# handmade soap market



## Maythorn (Dec 28, 2012)

It seems like it might be getting saturated?  I've looked on Etsy and there are so many pages of handmade soaps I quit at about page 30 although they were quite nice to look at.  But it looked as if there was about 170 pages or more  I started wondering if online is the way to go when you are eventually ready to sell.  Possibly its better to sell at markets or try to have a website of your own?


----------



## Genny (Dec 28, 2012)

I opened an online shop last summer and have gotten some sales, but nothing to brag about.  I do markets and basically use my online shop & FB page as a way for my market customers to find me during the off season.
But I do know that there are many soapers that do excellent on Etsy and other places like that.


----------



## lsg (Dec 28, 2012)

I have a website also, but have never sold a thing from it.  I do better by word of mouth and selling wholesale to local businesses.


----------



## Lindy (Dec 28, 2012)

Although I have an Etsy shop it is more to just have a presence there than anything.

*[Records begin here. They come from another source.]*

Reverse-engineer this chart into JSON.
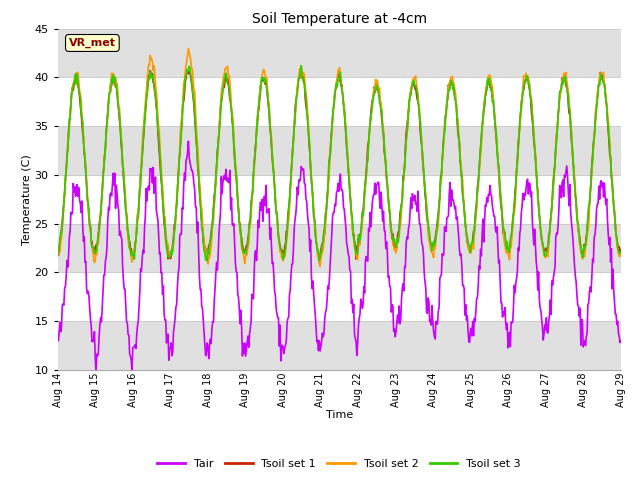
{
  "title": "Soil Temperature at -4cm",
  "xlabel": "Time",
  "ylabel": "Temperature (C)",
  "ylim": [
    10,
    45
  ],
  "yticks": [
    10,
    15,
    20,
    25,
    30,
    35,
    40,
    45
  ],
  "fig_bg_color": "#ffffff",
  "plot_bg_color": "#ffffff",
  "band_color": "#e0e0e0",
  "colors": {
    "Tair": "#cc00ff",
    "Tsoil_set1": "#cc2200",
    "Tsoil_set2": "#ff9900",
    "Tsoil_set3": "#33cc00"
  },
  "legend_labels": [
    "Tair",
    "Tsoil set 1",
    "Tsoil set 2",
    "Tsoil set 3"
  ],
  "annotation_text": "VR_met",
  "num_days": 15,
  "start_day": 14,
  "end_day": 29,
  "points_per_day": 48,
  "seed": 42,
  "grid_color": "#cccccc",
  "linewidth": 1.2
}
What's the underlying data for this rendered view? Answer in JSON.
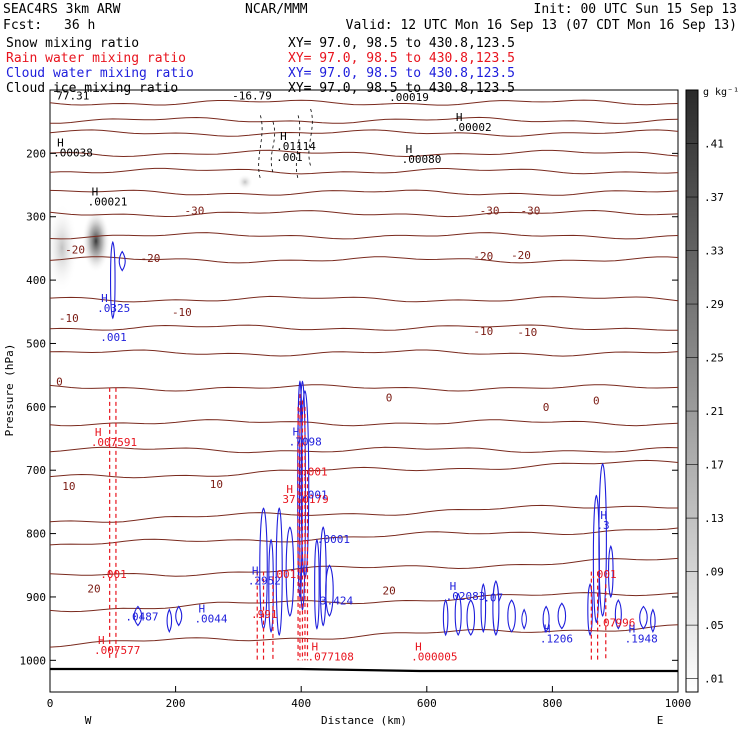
{
  "header": {
    "model": "SEAC4RS  3km ARW",
    "institution": "NCAR/MMM",
    "init": "Init: 00 UTC Sun 15 Sep 13",
    "fcst_label": "Fcst:",
    "fcst_value": "36 h",
    "valid": "Valid: 12 UTC Mon 16 Sep 13 (07 CDT Mon 16 Sep 13)"
  },
  "fields": [
    {
      "name": "Snow mixing ratio",
      "color": "#000000",
      "xy": "XY=  97.0, 98.5 to 430.8,123.5"
    },
    {
      "name": "Rain water mixing ratio",
      "color": "#e8141e",
      "xy": "XY=  97.0, 98.5 to 430.8,123.5"
    },
    {
      "name": "Cloud water mixing ratio",
      "color": "#1e1edc",
      "xy": "XY=  97.0, 98.5 to 430.8,123.5"
    },
    {
      "name": "Cloud ice mixing ratio",
      "color": "#000000",
      "xy": "XY=  97.0, 98.5 to 430.8,123.5"
    }
  ],
  "chart_data": {
    "type": "cross-section",
    "xlabel": "Distance (km)",
    "ylabel": "Pressure (hPa)",
    "xlim": [
      0,
      1000
    ],
    "ylim": [
      1050,
      100
    ],
    "x_ticks": [
      0,
      200,
      400,
      600,
      800,
      1000
    ],
    "y_ticks": [
      200,
      300,
      400,
      500,
      600,
      700,
      800,
      900,
      1000
    ],
    "x_end_labels": {
      "left": "W",
      "right": "E"
    },
    "colorbar": {
      "unit": "g kg⁻¹",
      "ticks": [
        0.01,
        0.05,
        0.09,
        0.13,
        0.17,
        0.21,
        0.25,
        0.29,
        0.33,
        0.37,
        0.41
      ],
      "tick_labels": [
        ".01",
        ".05",
        ".09",
        ".13",
        ".17",
        ".21",
        ".25",
        ".29",
        ".33",
        ".37",
        ".41"
      ],
      "max": 0.45
    },
    "temperature_labels": [
      {
        "x": 230,
        "p": 290,
        "text": "-30"
      },
      {
        "x": 700,
        "p": 290,
        "text": "-30"
      },
      {
        "x": 765,
        "p": 290,
        "text": "-30"
      },
      {
        "x": 160,
        "p": 365,
        "text": "-20"
      },
      {
        "x": 40,
        "p": 352,
        "text": "-20"
      },
      {
        "x": 690,
        "p": 362,
        "text": "-20"
      },
      {
        "x": 750,
        "p": 360,
        "text": "-20"
      },
      {
        "x": 210,
        "p": 450,
        "text": "-10"
      },
      {
        "x": 30,
        "p": 460,
        "text": "-10"
      },
      {
        "x": 690,
        "p": 480,
        "text": "-10"
      },
      {
        "x": 760,
        "p": 482,
        "text": "-10"
      },
      {
        "x": 15,
        "p": 560,
        "text": "0"
      },
      {
        "x": 540,
        "p": 585,
        "text": "0"
      },
      {
        "x": 790,
        "p": 600,
        "text": "0"
      },
      {
        "x": 870,
        "p": 590,
        "text": "0"
      },
      {
        "x": 30,
        "p": 725,
        "text": "10"
      },
      {
        "x": 265,
        "p": 722,
        "text": "10"
      },
      {
        "x": 70,
        "p": 887,
        "text": "20"
      },
      {
        "x": 540,
        "p": 890,
        "text": "20"
      }
    ],
    "isotherms_p": [
      120,
      148,
      168,
      200,
      228,
      262,
      295,
      330,
      368,
      430,
      475,
      515,
      570,
      625,
      668,
      712,
      780,
      818,
      868,
      920,
      975
    ],
    "freezing_level_p": 565,
    "annotations": [
      {
        "x": 10,
        "p": 115,
        "text": "77.31",
        "color": "#000000"
      },
      {
        "x": 290,
        "p": 115,
        "text": "-16.79",
        "color": "#000000"
      },
      {
        "x": 540,
        "p": 117,
        "text": ".00019",
        "color": "#000000"
      },
      {
        "x": 640,
        "p": 165,
        "text": ".00002",
        "color": "#000000",
        "h": true
      },
      {
        "x": 360,
        "p": 195,
        "text": ".01114",
        "color": "#000000",
        "h": true
      },
      {
        "x": 5,
        "p": 205,
        "text": ".00038",
        "color": "#000000",
        "h": true
      },
      {
        "x": 560,
        "p": 215,
        "text": ".00080",
        "color": "#000000",
        "h": true
      },
      {
        "x": 360,
        "p": 212,
        "text": ".001",
        "color": "#000000"
      },
      {
        "x": 60,
        "p": 282,
        "text": ".00021",
        "color": "#000000",
        "h": true
      },
      {
        "x": 75,
        "p": 450,
        "text": ".0325",
        "color": "#1e1edc",
        "h": true
      },
      {
        "x": 80,
        "p": 496,
        "text": ".001",
        "color": "#1e1edc"
      },
      {
        "x": 65,
        "p": 662,
        "text": ".007591",
        "color": "#e8141e",
        "h": true
      },
      {
        "x": 380,
        "p": 661,
        "text": ".7098",
        "color": "#1e1edc",
        "h": true
      },
      {
        "x": 400,
        "p": 708,
        "text": ".001",
        "color": "#e8141e"
      },
      {
        "x": 370,
        "p": 752,
        "text": "37.0179",
        "color": "#e8141e",
        "h": true
      },
      {
        "x": 400,
        "p": 745,
        "text": ".001",
        "color": "#1e1edc"
      },
      {
        "x": 425,
        "p": 815,
        "text": ".0001",
        "color": "#1e1edc"
      },
      {
        "x": 315,
        "p": 880,
        "text": ".2952",
        "color": "#1e1edc",
        "h": true
      },
      {
        "x": 350,
        "p": 870,
        "text": ".001",
        "color": "#e8141e"
      },
      {
        "x": 80,
        "p": 870,
        "text": ".001",
        "color": "#e8141e"
      },
      {
        "x": 320,
        "p": 933,
        "text": ".991",
        "color": "#e8141e"
      },
      {
        "x": 430,
        "p": 912,
        "text": "3.424",
        "color": "#1e1edc"
      },
      {
        "x": 120,
        "p": 937,
        "text": ".0487",
        "color": "#1e1edc"
      },
      {
        "x": 230,
        "p": 940,
        "text": ".0044",
        "color": "#1e1edc",
        "h": true
      },
      {
        "x": 630,
        "p": 905,
        "text": ".02083",
        "color": "#1e1edc",
        "h": true
      },
      {
        "x": 690,
        "p": 907,
        "text": ".07",
        "color": "#1e1edc"
      },
      {
        "x": 870,
        "p": 793,
        "text": ".3",
        "color": "#1e1edc",
        "h": true
      },
      {
        "x": 860,
        "p": 870,
        "text": ".001",
        "color": "#e8141e"
      },
      {
        "x": 870,
        "p": 947,
        "text": ".07",
        "color": "#e8141e"
      },
      {
        "x": 890,
        "p": 947,
        "text": ".996",
        "color": "#e8141e"
      },
      {
        "x": 780,
        "p": 972,
        "text": ".1206",
        "color": "#1e1edc",
        "h": true
      },
      {
        "x": 915,
        "p": 972,
        "text": ".1948",
        "color": "#1e1edc",
        "h": true
      },
      {
        "x": 70,
        "p": 990,
        "text": ".007577",
        "color": "#e8141e",
        "h": true
      },
      {
        "x": 410,
        "p": 1000,
        "text": ".077108",
        "color": "#e8141e",
        "h": true
      },
      {
        "x": 575,
        "p": 1000,
        "text": ".000005",
        "color": "#e8141e",
        "h": true
      }
    ]
  }
}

I do get sales off my website but that is by being on forums that my product actually of interest to the members....


----------



## Maythorn (Dec 28, 2012)

Thank you for your input and information on this.  I think my photography block is really going to be an impediment to trying anything online.  I'm just not a camera person and stellar photos seem a requirement to get soaps noticed.  Online you can admire the beauty but not the scent.  At a fair people could smell the soaps and that must help alot.  I take passable photos of family on holidays.  At least soaps will hold still.  Lol.


----------



## Lindy (Dec 29, 2012)

Maythorn I'm thinking about taking a photography course so I can learn to take better product photo's.I think it might be a good investment.  I have the right camera for it, but, well, I need to get better at it.


----------



## Maythorn (Dec 29, 2012)

That's a good idea about taking a class Lindy.   Start from square 1 and really get comfortable with a camera and all the different things you can do with photography.


----------



## Lindy (Dec 30, 2012)

I think it would be so fun and then you can make your photo's be recognizable as your's and the would totally stand out from the crowd.


----------